И, видя, что они замешкались, прикрикнул:

— А ну, поживей!

Оба паренька почувствовали присутствие сидящей женщины. Это была заурядная блондинка, но с прекрасным свеженьким макияжем. Не будь ее здесь, капитан чувствовал бы себя лучше и быстрее бы управился с двумя сопляками. От глубоких светлых глаз гостьи, от ее улыбки, каждого жеста, как запах от цветка, от его венчика из черного шелка, где скрещенные розовые ноги служили стигматами завязи, — от всего, что принадлежало этой ушлой розовой куколке, исходил аромат женственности, смущавший их мужское естество.
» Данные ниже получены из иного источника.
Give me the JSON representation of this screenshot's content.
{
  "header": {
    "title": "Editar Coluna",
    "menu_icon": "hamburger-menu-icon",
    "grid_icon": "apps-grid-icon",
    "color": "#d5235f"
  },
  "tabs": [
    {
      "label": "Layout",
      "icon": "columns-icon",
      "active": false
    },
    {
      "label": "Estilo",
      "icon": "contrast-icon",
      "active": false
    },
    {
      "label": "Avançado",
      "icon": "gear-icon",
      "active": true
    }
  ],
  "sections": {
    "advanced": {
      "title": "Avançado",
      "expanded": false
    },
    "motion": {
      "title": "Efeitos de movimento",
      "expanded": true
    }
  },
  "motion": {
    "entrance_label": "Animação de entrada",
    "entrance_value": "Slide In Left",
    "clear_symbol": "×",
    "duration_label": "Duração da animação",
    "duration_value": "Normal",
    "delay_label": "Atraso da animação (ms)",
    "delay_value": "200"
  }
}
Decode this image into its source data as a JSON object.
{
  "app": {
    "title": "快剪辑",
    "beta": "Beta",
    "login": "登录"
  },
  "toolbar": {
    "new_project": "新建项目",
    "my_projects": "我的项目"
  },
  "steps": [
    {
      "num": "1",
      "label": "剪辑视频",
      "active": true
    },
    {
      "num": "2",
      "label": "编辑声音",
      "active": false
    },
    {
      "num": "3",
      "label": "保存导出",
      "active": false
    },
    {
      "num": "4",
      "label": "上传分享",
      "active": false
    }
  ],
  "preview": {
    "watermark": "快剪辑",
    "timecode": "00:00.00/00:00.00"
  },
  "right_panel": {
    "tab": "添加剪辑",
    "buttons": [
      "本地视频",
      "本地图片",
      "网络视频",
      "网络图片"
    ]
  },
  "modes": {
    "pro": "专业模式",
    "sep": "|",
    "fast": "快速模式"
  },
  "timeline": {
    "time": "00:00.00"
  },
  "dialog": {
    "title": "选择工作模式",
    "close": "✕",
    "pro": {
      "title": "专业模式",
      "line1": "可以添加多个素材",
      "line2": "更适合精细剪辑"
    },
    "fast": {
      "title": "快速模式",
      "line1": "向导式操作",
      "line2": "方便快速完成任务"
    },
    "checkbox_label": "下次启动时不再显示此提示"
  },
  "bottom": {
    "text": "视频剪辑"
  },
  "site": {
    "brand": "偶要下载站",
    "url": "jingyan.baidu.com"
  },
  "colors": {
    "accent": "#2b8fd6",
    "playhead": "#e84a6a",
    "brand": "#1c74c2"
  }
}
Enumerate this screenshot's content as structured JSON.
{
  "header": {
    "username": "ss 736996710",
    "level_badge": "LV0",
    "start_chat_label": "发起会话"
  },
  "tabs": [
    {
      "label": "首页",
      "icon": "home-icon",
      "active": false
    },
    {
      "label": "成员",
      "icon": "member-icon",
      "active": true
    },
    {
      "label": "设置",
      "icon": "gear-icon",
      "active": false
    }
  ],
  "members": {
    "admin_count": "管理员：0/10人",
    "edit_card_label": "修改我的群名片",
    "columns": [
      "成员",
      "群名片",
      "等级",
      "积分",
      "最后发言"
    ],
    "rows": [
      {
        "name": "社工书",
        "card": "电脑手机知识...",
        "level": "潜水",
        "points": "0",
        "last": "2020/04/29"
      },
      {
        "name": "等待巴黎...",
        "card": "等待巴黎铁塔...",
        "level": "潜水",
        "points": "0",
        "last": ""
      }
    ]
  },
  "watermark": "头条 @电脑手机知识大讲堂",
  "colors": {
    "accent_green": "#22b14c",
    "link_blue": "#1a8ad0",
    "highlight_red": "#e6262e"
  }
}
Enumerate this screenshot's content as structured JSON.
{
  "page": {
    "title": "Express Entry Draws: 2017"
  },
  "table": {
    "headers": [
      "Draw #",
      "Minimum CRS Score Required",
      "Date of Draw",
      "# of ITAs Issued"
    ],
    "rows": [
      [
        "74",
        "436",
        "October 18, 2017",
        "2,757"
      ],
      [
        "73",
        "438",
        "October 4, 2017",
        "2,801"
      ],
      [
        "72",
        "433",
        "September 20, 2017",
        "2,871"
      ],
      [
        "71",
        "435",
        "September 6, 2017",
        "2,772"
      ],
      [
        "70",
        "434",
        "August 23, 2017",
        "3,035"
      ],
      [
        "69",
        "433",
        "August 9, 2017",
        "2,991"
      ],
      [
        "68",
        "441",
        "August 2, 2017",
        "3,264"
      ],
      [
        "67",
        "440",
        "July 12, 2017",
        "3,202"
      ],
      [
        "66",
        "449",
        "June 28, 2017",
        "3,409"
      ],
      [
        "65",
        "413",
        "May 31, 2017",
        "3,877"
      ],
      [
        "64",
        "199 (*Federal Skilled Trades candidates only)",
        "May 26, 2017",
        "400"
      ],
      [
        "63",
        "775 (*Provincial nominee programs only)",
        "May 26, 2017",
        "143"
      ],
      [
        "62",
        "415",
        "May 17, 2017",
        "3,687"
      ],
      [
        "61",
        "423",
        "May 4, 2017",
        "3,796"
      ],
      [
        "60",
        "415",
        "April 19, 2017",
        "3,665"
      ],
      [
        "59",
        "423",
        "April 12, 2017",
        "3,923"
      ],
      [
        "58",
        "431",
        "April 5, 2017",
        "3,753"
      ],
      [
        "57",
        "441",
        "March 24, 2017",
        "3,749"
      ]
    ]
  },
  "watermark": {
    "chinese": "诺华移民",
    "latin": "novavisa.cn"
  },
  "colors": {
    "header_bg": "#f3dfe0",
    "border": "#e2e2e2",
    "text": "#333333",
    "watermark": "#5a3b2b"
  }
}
Ни один из троих полностью не владел собой, их подрагивания создавали вокруг каждого ауру желания, гордости, спеси, налагавшуюся на подобные же ауры остальных. Под взглядом неподвижной машинистки у них внутри все отнялось. Очень посерьезнев, оба мальца вытащили из кобур свои револьверы, и Ритон доложил:

— Мой готов, шеф.

— Мой тоже, шеф.

— Порядок. Ну, все ясно?

— Да, шеф, — выпалили оба разом.

Так же сухо капитан сгреб со стола две пары наручников и тем же быстрым жестом метнул одну Ритону, а другую его дружку.